Medicare Part D begins: specialty pharmacies not worried
YARMOUTH, Maine - The New Year ushers in the start of Medicare Part D, and confusion lingers for seniors and their families, as well as physicians and pharmacists. But while beneficiaries are poring over plans and paperwork, many specialty pharmacists say changes to their neb-med business should be minimal.
Inhalation drugs delivered through a metered dose inhaler will be covered under Medicare Part D, leading to speculation that some patients could switch from aerosol therapy to the less expensive MDIs. But most providers are not concerned that a floodgate of new pharmacies will divert their neb-med patients.
“The specialty pharmacies today were able to overcome barriers and hurdles to be a Part B provider,” said Wayne Vega, a consultant to New Iberia, La.-based Acadiana Plastics. “I don't think those hurdles are going to be any easier for a new entry into the marketplace.”
With MDIs eligible for reimbursement, some patients could switch therapies to save money.
“The concern would be if physicians, for some reason, started to provide metered dose inhalers to oxygen patients instead of medication received via nebulizers; that would cut into market potential,” said Bill Bonello, an analyst with Wachovia in Minneapolis.

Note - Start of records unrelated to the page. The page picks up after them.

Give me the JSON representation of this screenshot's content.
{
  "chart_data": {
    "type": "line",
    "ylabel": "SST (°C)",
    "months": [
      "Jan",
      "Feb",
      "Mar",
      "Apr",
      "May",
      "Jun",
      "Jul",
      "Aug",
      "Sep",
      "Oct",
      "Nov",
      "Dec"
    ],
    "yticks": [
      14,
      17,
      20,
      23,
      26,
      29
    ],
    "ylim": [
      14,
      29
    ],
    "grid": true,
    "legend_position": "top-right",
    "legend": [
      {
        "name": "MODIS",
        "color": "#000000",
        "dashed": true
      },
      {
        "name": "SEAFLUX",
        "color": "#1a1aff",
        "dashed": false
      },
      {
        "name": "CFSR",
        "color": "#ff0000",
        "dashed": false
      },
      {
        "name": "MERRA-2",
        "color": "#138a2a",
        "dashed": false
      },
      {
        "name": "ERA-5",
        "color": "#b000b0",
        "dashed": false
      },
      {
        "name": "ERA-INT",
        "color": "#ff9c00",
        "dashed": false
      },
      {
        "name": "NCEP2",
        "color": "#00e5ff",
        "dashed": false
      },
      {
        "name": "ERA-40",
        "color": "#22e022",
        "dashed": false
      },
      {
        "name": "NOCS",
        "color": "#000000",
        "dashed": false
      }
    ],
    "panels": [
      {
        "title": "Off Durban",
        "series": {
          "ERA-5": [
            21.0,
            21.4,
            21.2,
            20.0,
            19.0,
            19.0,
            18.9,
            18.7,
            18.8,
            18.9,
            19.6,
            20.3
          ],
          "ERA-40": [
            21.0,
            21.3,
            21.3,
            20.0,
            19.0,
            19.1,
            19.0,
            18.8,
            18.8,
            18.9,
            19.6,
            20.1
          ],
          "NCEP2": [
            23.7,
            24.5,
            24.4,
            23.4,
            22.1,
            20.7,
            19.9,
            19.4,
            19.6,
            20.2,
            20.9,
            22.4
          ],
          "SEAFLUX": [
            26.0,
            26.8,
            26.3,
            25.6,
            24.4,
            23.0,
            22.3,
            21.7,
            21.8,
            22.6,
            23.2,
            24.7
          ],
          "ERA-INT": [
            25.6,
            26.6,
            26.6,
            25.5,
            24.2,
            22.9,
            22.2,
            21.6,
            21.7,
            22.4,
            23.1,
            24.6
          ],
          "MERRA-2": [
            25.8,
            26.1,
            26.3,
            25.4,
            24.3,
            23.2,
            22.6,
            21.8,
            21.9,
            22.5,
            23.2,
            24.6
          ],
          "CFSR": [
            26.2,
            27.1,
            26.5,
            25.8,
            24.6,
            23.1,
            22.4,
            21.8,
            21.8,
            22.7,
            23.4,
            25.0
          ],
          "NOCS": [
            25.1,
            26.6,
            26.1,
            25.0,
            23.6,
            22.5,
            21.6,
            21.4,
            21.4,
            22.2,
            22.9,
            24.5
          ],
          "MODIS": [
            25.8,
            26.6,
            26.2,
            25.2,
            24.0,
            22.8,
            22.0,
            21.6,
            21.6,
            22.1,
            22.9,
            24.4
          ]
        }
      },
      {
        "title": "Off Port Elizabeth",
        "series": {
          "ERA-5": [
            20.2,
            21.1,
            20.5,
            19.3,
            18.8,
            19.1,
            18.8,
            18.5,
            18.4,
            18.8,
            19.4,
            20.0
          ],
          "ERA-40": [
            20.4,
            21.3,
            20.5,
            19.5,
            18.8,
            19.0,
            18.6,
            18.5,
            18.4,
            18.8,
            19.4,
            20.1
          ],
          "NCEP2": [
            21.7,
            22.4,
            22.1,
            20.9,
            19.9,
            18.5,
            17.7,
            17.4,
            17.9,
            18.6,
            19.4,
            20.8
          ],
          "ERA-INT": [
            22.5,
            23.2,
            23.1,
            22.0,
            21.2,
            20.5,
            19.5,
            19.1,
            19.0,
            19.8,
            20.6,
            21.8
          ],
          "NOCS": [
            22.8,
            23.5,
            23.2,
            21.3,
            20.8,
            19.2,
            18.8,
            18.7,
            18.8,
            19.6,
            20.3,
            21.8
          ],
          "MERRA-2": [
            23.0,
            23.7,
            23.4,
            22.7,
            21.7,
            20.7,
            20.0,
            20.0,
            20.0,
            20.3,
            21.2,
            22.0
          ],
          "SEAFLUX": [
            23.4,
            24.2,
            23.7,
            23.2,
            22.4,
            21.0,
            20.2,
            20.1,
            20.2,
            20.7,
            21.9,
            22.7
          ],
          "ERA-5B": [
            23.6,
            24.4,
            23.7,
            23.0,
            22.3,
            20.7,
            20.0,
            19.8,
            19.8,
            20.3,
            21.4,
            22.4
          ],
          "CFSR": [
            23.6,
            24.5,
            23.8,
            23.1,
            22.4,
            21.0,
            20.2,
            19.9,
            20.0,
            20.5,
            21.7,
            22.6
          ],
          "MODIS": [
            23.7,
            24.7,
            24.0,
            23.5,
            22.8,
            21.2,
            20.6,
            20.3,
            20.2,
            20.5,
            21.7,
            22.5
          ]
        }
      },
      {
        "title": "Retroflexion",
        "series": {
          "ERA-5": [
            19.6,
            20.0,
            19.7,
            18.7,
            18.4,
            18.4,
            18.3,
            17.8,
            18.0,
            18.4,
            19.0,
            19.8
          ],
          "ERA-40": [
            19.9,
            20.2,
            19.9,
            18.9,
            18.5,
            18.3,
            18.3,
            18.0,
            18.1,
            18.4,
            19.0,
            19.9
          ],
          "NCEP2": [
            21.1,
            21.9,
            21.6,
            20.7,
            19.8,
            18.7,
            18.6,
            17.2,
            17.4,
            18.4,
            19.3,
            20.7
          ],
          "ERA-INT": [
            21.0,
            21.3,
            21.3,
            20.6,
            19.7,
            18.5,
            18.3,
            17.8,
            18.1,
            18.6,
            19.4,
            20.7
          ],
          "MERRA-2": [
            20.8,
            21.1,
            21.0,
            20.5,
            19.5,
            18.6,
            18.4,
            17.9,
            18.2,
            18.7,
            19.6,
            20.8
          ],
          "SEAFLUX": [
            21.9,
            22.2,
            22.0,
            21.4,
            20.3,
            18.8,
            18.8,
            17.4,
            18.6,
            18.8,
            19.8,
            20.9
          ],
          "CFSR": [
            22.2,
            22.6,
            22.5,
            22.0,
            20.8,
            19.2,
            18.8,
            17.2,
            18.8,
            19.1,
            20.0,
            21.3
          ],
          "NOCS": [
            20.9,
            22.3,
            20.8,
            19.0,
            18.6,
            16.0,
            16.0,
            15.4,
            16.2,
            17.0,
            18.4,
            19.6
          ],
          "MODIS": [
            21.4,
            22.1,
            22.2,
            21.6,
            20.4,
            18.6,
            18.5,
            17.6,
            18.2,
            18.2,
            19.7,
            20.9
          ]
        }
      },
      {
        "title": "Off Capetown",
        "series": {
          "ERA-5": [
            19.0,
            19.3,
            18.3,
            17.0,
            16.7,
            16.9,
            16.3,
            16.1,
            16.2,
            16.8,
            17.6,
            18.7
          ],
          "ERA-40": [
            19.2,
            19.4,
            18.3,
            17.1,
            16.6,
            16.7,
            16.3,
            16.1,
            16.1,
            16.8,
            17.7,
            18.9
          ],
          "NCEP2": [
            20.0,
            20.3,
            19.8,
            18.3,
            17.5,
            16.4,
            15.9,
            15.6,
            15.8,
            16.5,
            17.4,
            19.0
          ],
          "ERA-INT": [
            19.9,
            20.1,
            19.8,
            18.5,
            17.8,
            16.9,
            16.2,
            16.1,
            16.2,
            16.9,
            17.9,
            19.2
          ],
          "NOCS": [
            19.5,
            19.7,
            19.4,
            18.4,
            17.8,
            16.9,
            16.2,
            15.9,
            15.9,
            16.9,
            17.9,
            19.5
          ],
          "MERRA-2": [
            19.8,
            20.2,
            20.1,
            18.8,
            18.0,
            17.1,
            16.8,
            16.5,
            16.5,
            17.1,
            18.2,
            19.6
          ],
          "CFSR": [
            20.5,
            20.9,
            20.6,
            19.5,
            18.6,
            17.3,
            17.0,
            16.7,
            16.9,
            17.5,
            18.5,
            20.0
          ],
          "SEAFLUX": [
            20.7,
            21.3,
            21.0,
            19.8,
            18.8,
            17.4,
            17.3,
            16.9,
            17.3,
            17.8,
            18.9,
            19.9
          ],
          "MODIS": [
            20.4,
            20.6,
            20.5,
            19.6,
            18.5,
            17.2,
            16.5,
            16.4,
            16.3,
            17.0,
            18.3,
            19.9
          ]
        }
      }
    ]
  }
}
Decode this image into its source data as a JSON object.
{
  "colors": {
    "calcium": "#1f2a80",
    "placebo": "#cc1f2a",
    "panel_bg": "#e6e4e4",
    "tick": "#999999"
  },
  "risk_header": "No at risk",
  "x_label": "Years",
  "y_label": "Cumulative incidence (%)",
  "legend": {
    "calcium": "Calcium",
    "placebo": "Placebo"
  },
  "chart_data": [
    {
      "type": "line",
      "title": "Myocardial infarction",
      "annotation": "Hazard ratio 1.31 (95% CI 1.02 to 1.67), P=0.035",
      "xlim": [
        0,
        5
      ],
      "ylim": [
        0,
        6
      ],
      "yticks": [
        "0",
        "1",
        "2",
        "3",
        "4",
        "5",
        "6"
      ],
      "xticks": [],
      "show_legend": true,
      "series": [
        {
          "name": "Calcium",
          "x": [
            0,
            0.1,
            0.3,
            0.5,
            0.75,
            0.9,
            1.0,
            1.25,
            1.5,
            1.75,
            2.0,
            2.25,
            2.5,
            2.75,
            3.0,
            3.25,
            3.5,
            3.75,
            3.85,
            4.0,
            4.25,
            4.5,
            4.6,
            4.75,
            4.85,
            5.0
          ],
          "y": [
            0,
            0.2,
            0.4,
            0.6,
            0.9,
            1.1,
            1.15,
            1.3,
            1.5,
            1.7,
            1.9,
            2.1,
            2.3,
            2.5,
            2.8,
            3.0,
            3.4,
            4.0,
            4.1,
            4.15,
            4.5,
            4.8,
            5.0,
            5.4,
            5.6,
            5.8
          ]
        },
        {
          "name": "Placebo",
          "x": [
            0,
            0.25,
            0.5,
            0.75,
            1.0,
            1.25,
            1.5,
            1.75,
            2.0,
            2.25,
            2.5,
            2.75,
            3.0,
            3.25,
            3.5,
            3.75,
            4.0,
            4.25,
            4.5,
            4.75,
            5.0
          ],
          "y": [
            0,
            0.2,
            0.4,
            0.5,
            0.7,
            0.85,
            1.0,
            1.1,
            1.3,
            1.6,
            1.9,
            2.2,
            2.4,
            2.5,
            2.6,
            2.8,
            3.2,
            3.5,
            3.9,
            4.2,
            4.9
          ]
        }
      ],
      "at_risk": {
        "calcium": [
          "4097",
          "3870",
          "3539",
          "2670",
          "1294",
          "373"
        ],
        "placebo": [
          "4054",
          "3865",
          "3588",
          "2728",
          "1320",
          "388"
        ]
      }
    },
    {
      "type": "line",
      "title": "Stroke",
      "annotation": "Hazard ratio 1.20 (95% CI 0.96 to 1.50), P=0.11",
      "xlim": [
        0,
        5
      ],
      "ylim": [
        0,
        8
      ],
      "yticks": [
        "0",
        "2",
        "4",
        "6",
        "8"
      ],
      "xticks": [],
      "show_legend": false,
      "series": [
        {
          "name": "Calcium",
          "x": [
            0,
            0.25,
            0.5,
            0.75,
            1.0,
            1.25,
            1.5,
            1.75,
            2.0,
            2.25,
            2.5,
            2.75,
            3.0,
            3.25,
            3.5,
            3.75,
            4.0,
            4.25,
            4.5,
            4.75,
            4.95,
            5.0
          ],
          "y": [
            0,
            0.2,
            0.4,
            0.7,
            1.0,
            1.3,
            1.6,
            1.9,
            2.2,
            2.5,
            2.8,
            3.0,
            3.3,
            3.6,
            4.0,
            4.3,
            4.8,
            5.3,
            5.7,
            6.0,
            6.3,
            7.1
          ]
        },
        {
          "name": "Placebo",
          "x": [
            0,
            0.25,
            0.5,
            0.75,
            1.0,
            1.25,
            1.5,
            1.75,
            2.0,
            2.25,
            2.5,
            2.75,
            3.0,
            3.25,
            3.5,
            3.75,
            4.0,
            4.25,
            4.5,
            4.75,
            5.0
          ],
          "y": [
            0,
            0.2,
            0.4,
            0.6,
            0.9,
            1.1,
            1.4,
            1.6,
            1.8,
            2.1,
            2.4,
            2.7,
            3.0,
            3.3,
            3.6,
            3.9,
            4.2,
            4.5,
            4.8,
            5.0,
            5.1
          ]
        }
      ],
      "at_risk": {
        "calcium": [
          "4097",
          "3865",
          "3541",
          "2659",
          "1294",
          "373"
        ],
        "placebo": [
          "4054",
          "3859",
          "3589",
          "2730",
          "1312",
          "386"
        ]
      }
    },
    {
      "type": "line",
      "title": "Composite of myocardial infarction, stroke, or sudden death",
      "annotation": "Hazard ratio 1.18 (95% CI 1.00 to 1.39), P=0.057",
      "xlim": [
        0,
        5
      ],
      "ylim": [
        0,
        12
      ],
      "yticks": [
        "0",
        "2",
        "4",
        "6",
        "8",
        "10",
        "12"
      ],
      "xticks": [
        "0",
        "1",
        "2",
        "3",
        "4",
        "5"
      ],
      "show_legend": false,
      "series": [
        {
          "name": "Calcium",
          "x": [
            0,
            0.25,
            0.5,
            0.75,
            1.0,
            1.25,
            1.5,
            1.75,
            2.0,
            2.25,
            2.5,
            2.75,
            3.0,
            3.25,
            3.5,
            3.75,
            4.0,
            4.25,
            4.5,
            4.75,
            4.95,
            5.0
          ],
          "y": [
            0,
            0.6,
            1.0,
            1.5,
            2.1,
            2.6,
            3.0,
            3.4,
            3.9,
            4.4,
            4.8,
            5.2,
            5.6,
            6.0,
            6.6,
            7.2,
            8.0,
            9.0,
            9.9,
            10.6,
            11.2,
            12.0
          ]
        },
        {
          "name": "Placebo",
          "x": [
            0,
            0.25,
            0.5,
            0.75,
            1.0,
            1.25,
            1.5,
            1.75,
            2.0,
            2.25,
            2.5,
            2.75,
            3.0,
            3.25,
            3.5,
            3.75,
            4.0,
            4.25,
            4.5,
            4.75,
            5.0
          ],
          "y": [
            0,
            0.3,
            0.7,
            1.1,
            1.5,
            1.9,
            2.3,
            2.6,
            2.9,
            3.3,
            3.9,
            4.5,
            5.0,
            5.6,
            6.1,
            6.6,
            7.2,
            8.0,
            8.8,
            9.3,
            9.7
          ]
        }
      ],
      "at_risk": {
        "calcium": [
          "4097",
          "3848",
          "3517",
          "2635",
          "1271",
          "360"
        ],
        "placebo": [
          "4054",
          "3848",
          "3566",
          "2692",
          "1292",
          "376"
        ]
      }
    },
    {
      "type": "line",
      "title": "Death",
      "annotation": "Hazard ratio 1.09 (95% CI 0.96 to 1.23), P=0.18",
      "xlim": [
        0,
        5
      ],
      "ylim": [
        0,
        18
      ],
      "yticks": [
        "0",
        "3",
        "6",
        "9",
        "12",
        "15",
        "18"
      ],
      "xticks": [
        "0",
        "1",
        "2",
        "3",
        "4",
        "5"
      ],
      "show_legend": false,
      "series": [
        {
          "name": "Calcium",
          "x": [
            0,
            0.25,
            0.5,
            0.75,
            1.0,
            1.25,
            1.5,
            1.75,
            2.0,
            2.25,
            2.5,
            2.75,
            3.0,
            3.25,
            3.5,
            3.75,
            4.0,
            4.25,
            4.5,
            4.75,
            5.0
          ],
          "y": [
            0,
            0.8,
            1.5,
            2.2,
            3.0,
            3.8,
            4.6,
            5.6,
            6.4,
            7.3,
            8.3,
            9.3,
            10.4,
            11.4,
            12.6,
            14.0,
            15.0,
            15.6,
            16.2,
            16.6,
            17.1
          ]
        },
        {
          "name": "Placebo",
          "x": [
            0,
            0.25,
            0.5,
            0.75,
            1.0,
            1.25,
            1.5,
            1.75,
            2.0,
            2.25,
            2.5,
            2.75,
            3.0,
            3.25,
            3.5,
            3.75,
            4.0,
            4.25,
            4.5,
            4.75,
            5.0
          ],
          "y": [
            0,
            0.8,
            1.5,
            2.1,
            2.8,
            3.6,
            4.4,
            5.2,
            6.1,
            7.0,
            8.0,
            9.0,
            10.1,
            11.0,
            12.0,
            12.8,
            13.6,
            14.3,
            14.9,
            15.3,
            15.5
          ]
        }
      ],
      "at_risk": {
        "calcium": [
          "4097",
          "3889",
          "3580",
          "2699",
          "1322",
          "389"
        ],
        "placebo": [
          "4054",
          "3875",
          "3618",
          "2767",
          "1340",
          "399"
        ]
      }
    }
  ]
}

Cost isn't the only consideration for patients, who may be reluctant to switch therapies or pharmacies.
“There are some patients who do very well on MDIs as a replacement for aerosol therapy, but that tends to be related to their ability to perform the technique and the therapy,” said Joe Lewarski, vice president of clinical and government affairs for Inogen. “The clinical community isn't quite convinced that's going to happen.”
With monthly premiums, copays and an annual deductible, the high-utilization drug patient will derive the greatest benefit, say industry sources.
“We feel that Part D will be very profitable for our providers,” said Mickey Letson, president of Letco Companies in Decatur, Ala. “If you're a smart pharmacy, you're now going to take advantage of maintenance drugs for all your other respiratory patients.”